Tu voyages avec moi, tu n’es pas encombrant. Où que j’aille. // Tu te moques des grandes pluies, tu ne te perds jamais dans les labyrinthes, et tu n’attends pas ton tour au bout des files d’attente. Tu te fais oublier. Pendant que je m’affaire à fermer un manteau, à cueillir des cerises, à seller un cheval. Pendant que je t’écris des livres. // Je n’ai pas encore lu toutes les pages, rangées dans la grande chemise cartonnée beige. J’attends le jour où.

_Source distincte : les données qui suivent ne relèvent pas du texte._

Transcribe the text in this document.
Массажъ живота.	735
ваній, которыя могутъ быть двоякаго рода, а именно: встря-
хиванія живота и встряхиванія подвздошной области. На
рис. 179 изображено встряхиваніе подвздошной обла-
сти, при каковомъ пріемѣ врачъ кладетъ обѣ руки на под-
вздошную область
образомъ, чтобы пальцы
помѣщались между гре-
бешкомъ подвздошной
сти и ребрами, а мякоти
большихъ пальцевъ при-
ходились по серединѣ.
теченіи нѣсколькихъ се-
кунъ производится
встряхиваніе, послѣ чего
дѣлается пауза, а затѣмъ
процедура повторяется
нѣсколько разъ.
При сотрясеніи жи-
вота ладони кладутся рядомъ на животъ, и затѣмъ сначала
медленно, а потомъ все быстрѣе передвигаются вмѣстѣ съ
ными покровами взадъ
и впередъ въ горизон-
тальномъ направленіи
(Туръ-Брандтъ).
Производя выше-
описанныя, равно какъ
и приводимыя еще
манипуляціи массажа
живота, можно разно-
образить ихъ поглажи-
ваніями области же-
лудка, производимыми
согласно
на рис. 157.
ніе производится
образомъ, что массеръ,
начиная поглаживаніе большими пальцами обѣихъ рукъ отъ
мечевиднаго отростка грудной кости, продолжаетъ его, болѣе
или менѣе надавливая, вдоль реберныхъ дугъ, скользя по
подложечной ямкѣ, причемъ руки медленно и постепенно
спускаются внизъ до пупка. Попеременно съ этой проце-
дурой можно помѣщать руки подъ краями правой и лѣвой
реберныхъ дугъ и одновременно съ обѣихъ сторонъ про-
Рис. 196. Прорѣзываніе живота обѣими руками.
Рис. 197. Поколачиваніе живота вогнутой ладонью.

J’emporterai tout ça dans une autre maison (la forêt sera au bout des doigts). En attendant quand je marche, je regarde les arbres, ils n’échappent à rien. Pluies, vents, brûlures, pas d’échappée possible. Plantés, et des repères. Tout à côté de nos effrois, nos fuites. Nos bousculades. Et toi, est-ce que tu es planté, est-ce que tu peux bouger, as-tu encore des raisons de paniquer.

Albane Gellé : Où que j’aille, esperluète éditions, 2014, pages non numérotées.